In the early 20th century, Bhimrao Ramji Ambedkar, a schoolboy from the Ratnagiri district, would enter his classroom. He would have to go to a corner and sit all by himself, instead of sitting with his other classmates. Bhimrao would also have to get a piece of gunny cloth over which he could sit. He would take the cloth back home everyday as the servant employed by the school would refuse to touch the cloth.
When all
other students of his class felt thirsty, they would only need to take the
permission of the teacher before going to the tap and drinking water. When Bhimrao
felt thirsty, he would hope that the school peon was available. He was not
allowed to touch the tap himself, and could quench his thirst only if the peon
would open the tap for him. If the peon was absent, he would not get any water,
and would remain thirsty.
This
schoolboy rose to become the architect of independent India’s Constitution, and
the first Law Minister of independent India.
As an
innocent schoolboy, Bhimrao had to face this discrimination only because he
belonged to the Mahar community – which was one of the communities who were treated
as ‘untouchables’ in the Bombay Presidency. Many of us may naturally think that
the trauma and discrimination that young Ambedkar had to face as an ‘untouchable’

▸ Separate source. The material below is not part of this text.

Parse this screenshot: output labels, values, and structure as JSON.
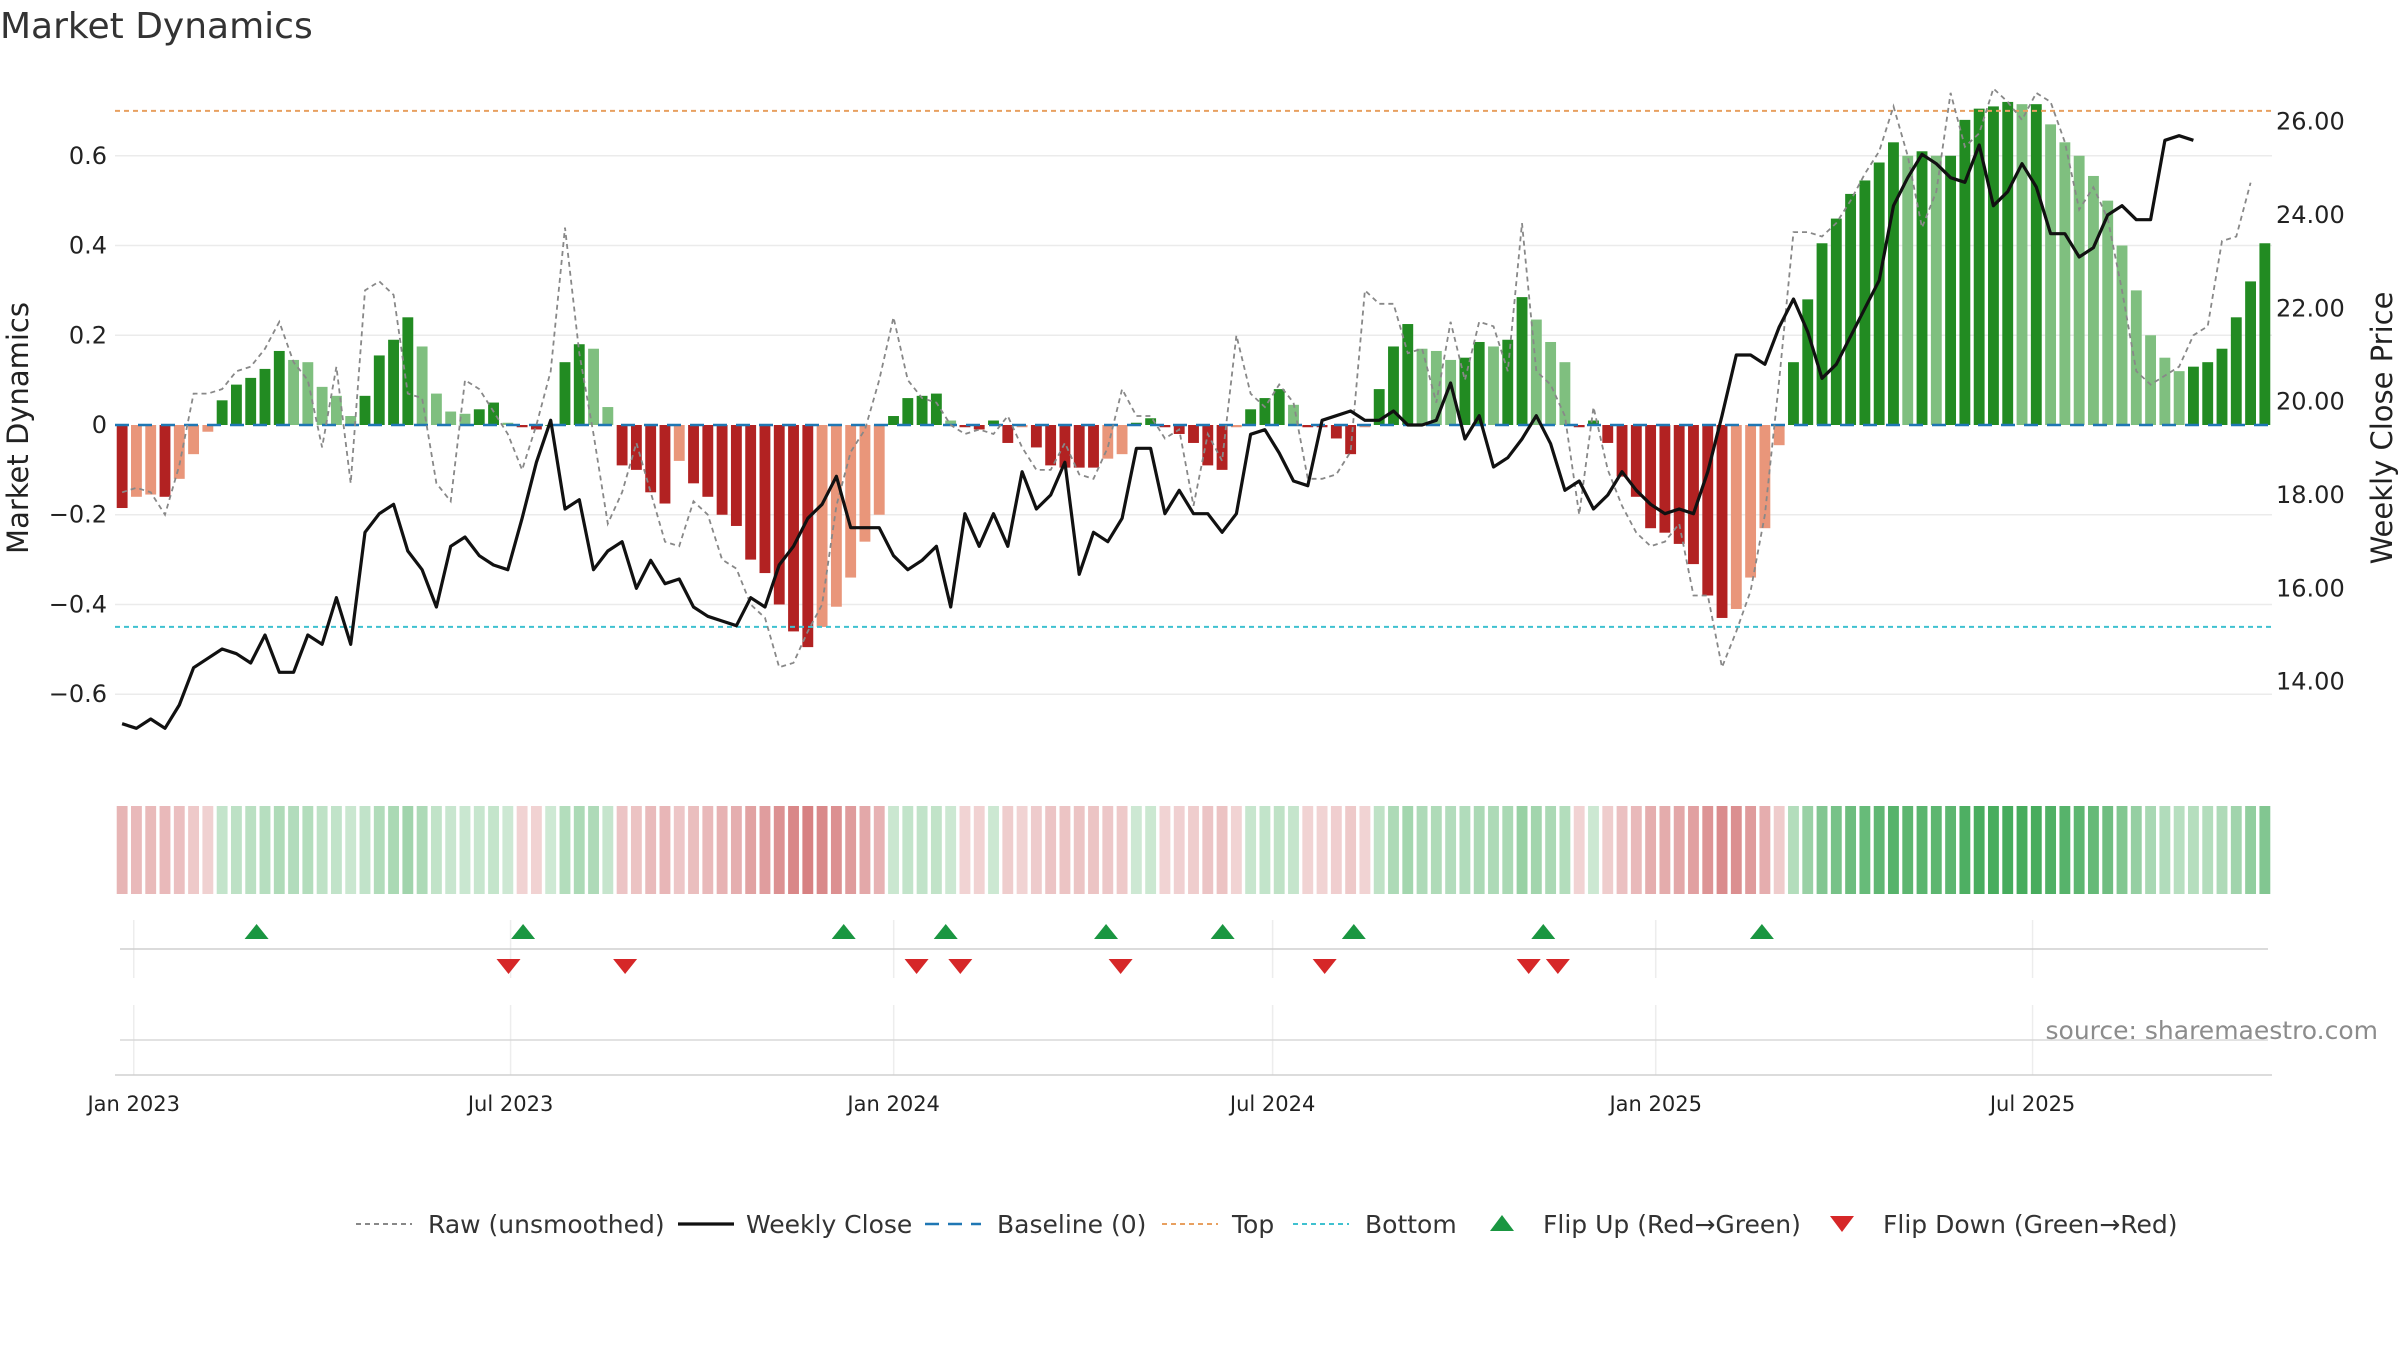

no longer exists today. Didn’t Article 17 of our Constitution abolish all forms
of untouchability?
The gangrape
and murder of a 19-year old Dalit girl in Hathras village, Uttar Pradesh proves
us wrong. The girl was allegedly gangraped and murdered by her upper-caste neighbors,
who had a prolonged feud with her Dalit family.
Beyond
the obvious caste-based fault lines that led to the rape and murder, we must
also not forget that the 19 year-old girl’s Dalit family were also treated as untouchables
in their own village. The family members pointed
out that no Brahmin or Thakur of the village would enter their
house, and would only send a messenger if they had to convey a message.
Whenever
the family visits a shop in the village, the shopkeeper sprinkles water on the
money they hand over, as if to ‘purify’ the money given from the hands of an
untouchable. Even 70 years after all forms of untouchability were outlawed through
our Constitution, untouchability still continues to exist in practice – and the
Hathras incident gives us yet another reminder. Although untouchability has
been abolished in form, it has continued to exist in practice, as upper castes refuse
to give up on the privileges that they receive through this status quo.
Upper
castes benefit from this status quo – as the notion of untouchability allows
them to prevent Dalits from accessing public goods like water and land. Almost
every day, we come across news reports of Dalit men and women getting beaten up
for innocuous acts like drawing water out of a well. Incidents of this nature show
that young Ambedkar’s humiliation as a Mahar Dalit still cannot be relegated to
the dustbins of history, or to social norms of the previous century.
Such practices
tend to continue even after legislations such as the Scheduled Castes and Scheduled
Tribes (Prevention of Atrocities) Act, 1989 have been implemented – which aim
to provide speedy justice to victims of caste-based atrocities. Even prior to this, the Protection of Civil Rights Act, 1955 made the practice of any form of untouchability a penal offence. The mere enactment
of progressive legislations has not brought much change, as executive authorities
and the police force may, on multiple occasions, have an inherent bias against
the oppressed classes.
After
the gangrape and murder in Hathras, the Police cremated the girl’s body at 2 AM,
without even giving her parents the chance to see the mortal remains for one
last time. Would the Police ever deny dignity during death in this manner, if
the victim belonged to a so-called ‘upper caste’? This inherent confidence of ‘getting
away’ arises only because of the victim’s caste – and it is this mindset that
we need to change.
As the
architect of India’s Constitution, Dr. Ambedkar was conscious of the damage
that caste discrimination could do, even after India adopts its Constitution
and becomes a political democracy. On 25th
“We must make our political democracy a social democracy as well. Political democracy cannot last unless there lies at the base of it social democracy. What does social democracy mean? It means a way of life which recognizes liberty, equality and fraternity as the principles of life…..how long will we continue to deny equality in our social and economic life? If we continue to deny it for long, we will do so only by putting our political democracy in peril”.
Ambedkar’s
prescient warning reminds us that political democracy weakens when we continue
to deny social and economic equality – by allowing practices such as
untouchability to prevail. It is this social and economic inequality that
allows the State to get away after tapping
the phones of the Dalit victim’s family, who had just been denied
the right to see their daughter for one last time. It also imbibes in us a
culture where we treat oppressed communities as our inferiors, or turn a blind
eye towards their humiliation - without realizing that they belong to the same brethren.
The fight against caste-based discrimination must hence begin from within. As Ambedkar observed – “In the fight for Swaraj (freedom from British rule), you fight with the whole nation on your side. In this [fight against caste] – you have to fight against the whole nation, and that too, your own”.